Era, sei lá, Novembro ou Dezembro de 2004.
Eu, a Mari, o Alê, a minha mãe e a minha vó fomos ao cinema assistir ao filme do Cazuza.
Nunca tivemos tabus sociais nem religiosos dentro de casa. O mundo sempre nos foi apresentado da forma que ele é e as pessoas exatamente como são. Algumas vezes usamos “adjetivos politicamente incorretos” – isso tenho trabalhado para eliminar – mas mesmo assim, fomos ensinados que não basta apenas respeitar a diferença e manter distância. Fomos ensinados que esta diferença não faz a menor diferença para o convívio social. Afinal, outras visões de mundo sempre foram bem vindas em casa.
Digo orgulhosamente – e vou usar nomes fortes de propósito 🙂 – que traficante, maconheiro, cheirador, viado, pai de santo, mãe de santo, muçulmano, kardescitas, cristãos, putas, lésbicas e seja lá “o que for”, sempre tiveram as portas abertas em casa, NUNCA foram desrespeitados e NUNCA trouxeram nenhum problema para nós. Muito pelo contrário, tenho lembranças maravilhosas dos que passaram por lá e daqueles com quem conversei, ou trabalhei, por aí.
Bom, voltando ao filme…. Era possível imaginar que um filme contando a história deste “bicha e maconheiro – O tempo não pára -” que morreu por causa da “doença da sua era”, como alguns dizem, fosse algo simples para nós. Porém, minha vó, nascida lá em 1923, não fazia parte do “dentro de casa” que citei. E como quando ela nasceu a Av. Tiradentes era mais ou menos assim.
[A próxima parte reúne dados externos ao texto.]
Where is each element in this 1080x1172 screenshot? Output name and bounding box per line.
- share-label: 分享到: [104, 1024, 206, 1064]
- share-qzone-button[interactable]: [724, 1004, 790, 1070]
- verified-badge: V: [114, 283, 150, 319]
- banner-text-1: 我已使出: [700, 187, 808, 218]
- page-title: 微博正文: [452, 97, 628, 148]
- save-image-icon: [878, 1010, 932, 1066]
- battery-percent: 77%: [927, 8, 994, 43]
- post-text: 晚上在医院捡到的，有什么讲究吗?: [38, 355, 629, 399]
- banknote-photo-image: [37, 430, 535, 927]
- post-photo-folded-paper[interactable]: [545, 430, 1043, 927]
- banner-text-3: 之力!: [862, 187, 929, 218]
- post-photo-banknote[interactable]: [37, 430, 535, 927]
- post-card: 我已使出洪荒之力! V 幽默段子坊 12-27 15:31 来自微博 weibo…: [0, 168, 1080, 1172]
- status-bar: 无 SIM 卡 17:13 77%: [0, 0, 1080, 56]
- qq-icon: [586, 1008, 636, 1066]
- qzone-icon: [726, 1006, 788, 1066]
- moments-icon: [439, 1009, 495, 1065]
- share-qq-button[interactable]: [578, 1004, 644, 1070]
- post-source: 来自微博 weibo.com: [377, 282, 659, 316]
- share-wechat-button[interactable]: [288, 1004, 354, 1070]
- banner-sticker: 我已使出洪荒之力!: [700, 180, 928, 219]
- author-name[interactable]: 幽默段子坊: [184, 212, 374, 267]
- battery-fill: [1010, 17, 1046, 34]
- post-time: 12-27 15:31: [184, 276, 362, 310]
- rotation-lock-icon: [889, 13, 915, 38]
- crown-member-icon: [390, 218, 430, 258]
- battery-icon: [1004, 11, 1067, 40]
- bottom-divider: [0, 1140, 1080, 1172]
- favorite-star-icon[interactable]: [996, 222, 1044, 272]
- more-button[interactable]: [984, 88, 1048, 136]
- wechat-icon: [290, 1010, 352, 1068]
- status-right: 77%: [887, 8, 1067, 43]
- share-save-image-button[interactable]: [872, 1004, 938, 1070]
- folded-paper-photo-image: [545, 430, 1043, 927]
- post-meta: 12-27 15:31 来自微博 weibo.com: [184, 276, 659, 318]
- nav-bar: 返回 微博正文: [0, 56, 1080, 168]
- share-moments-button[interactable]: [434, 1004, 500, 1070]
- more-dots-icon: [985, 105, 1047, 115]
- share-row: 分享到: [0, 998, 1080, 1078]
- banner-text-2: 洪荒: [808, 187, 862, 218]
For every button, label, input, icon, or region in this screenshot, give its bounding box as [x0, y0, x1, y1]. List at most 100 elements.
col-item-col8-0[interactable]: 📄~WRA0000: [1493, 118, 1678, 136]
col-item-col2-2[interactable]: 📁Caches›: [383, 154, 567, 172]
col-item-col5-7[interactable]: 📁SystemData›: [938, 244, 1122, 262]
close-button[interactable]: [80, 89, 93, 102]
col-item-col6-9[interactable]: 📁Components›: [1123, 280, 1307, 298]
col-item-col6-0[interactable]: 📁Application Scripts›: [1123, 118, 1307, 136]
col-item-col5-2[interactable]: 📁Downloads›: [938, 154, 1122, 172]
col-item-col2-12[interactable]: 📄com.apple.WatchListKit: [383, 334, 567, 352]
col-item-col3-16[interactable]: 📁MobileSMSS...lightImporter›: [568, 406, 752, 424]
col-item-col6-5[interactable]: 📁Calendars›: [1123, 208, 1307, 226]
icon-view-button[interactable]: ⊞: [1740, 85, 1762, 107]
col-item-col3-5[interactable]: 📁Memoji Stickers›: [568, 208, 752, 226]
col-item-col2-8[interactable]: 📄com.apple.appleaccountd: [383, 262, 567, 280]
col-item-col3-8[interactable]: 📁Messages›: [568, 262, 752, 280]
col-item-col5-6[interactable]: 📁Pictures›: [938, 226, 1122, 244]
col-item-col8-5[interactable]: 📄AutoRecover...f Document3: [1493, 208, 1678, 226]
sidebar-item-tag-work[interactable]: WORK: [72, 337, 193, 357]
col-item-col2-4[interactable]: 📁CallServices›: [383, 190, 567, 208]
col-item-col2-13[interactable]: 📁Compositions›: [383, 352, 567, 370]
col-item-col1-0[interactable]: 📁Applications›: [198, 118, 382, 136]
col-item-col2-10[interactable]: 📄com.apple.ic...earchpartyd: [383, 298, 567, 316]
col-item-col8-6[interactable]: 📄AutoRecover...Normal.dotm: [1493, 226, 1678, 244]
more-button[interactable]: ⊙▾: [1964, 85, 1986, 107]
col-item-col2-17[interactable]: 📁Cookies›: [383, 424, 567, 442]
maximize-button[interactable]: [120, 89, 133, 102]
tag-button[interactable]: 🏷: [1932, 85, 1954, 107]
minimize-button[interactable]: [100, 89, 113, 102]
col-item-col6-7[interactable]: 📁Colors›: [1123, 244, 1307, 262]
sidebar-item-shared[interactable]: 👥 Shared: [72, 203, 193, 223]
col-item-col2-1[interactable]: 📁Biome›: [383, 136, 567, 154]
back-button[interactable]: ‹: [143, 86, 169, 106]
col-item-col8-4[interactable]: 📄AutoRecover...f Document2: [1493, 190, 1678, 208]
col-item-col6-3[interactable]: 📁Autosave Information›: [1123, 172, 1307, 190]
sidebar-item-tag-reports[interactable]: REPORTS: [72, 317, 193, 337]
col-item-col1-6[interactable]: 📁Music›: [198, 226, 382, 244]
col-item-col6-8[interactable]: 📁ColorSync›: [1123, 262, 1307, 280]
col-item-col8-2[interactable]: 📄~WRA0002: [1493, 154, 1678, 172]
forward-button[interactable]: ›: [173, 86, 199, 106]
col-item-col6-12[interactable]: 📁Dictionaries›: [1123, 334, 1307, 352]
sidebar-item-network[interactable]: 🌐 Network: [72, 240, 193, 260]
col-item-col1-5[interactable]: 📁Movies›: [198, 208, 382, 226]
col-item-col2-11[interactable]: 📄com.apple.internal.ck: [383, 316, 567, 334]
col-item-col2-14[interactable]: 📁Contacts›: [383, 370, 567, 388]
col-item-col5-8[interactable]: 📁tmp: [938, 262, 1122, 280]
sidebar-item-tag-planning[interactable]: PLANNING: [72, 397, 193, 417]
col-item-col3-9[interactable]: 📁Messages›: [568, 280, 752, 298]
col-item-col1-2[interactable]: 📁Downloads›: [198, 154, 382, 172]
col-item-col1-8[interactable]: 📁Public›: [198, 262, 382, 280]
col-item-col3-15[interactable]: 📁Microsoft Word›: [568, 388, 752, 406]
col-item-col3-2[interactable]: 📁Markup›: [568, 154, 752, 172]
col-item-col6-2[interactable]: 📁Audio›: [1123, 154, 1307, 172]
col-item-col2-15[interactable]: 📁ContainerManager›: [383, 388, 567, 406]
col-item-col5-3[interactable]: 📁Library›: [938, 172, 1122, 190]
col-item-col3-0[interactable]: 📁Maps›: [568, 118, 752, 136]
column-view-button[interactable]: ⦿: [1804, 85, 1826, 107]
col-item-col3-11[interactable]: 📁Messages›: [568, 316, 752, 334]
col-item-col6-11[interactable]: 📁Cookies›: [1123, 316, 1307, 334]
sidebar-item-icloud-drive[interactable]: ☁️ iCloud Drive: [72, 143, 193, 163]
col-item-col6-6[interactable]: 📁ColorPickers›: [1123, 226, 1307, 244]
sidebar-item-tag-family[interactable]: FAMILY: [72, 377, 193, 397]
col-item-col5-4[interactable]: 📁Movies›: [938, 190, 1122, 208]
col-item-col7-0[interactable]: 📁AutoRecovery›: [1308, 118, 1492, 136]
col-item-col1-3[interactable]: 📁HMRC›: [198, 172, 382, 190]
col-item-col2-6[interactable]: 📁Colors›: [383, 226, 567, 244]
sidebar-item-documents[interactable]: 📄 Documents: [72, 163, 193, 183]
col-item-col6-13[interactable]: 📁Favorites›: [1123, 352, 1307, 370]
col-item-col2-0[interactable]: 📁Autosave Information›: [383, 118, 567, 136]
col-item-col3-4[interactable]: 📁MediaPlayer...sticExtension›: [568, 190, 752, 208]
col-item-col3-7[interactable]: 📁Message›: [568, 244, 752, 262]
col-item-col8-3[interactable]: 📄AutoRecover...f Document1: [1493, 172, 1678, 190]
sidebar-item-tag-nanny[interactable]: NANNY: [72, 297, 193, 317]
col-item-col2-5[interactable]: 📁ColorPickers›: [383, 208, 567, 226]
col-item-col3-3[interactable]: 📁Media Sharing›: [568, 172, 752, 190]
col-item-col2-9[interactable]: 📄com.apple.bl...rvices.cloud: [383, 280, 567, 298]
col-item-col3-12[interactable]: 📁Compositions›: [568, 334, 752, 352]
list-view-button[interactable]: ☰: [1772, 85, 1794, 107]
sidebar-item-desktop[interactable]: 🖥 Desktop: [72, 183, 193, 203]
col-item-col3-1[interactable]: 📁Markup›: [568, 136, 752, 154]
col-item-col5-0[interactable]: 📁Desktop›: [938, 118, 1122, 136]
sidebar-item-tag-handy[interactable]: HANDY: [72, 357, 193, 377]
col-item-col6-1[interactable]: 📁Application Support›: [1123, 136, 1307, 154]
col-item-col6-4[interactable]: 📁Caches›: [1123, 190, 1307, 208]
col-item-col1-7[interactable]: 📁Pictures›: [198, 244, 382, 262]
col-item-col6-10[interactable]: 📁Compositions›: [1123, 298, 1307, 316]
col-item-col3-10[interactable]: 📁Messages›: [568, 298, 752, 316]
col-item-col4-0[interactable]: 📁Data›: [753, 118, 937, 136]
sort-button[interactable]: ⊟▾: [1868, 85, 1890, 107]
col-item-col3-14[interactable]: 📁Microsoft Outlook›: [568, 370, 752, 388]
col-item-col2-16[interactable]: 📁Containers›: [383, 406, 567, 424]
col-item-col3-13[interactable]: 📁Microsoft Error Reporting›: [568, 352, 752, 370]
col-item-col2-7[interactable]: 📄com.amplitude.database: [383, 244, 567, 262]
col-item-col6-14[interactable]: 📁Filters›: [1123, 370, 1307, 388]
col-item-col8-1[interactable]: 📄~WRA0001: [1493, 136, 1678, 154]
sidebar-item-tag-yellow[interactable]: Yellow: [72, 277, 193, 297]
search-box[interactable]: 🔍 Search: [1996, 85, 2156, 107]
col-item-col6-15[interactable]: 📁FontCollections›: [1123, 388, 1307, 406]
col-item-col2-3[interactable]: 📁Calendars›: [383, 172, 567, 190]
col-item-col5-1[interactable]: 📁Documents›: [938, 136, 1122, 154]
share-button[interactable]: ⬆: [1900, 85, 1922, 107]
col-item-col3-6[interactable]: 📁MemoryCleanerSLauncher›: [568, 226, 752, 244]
Fonte: Histórico Demográfico do Município de São Paulo. Link: http://smdu.prefeitura.sp.gov.br/historico_demografico/1920.php
Eu realmente fiquei um pouco apreensivo durante o filme.
Quem assistiu sabe que talvez até a metade é, resumidamente, festa, putaria e droga o tempo todo. E claro, por ser homossexual, esta “temática” foi explorada nas cenas resumidas acima.
Fiquei desconfortável pois não sabia qual seria a reação daquela senhora de 80 anos – que talvez tivesse ido ao cinema outras 2 ou 3 vezes na vida e, ainda talvez, entre as décadas de 50 e 80 -, sentada a 3 ou 4 poltronas de mim ao ver aquela realidade tão diferente. Ali, um pouco romantizada, mas ainda assim, aos meus olhos, para ela, agressiva.
Saí do cinema emocionado com o filme mas incapaz de conversar sobre ele naquele grupo. Uma fraqueza clara. Tinha medo do que minha vó poderia dizer.
Meu irmão, com toda tranquilidade, sem rodeios perguntou: “E aí Vó, gostou do filme?”
Eu pensei: “Meu Deus, como ele pôde perguntar isso?” e, sorrindo, lembro-me de ter olhado em seu rosto.
Serena, ela respondeu: “Gostei muito. Ele viveu do jeito que ele quis“.
Com esta pergunta e esta resposta aprendi 3 coisas:
1 – Não deixe de perguntar por medo.
2 – Minha avó, embora tenha nascido em outra época e tenha preconceitos “vindos daqueles tempos”, é muito mais evoluída do que muitas pessoas “destes tempos”.
3 – Viva do jeito que faz você feliz.
Daniel
Este filme me levou a muitas lembranças, a mais forte foi da perda do Wander, o mesmo tio que me mostrou o que era o amor, amor de verdade sem fronteiras impostas pela mente (preconceitos, medos, ignorância, etc). Entendo muito bem a sua reação e a conclusão que chegou.
Parabéns pelo ótimo texto.
Mesmo sem conhecer o Wander, de alguma forma inexplicável, admiro muito ele.
Talvez ele esteja com a Mari o tempo todo e, por consequência, comigo também. 🙂
Beijo
Dani, adorei o texto, e sei que a cada dia aprendemos sempre mais,estarei sempre lembrando .
Viva do jeito que faz você feliz, e estar próximo de pessoas nascidas em outra época ,nos da um aprendizado muito bom.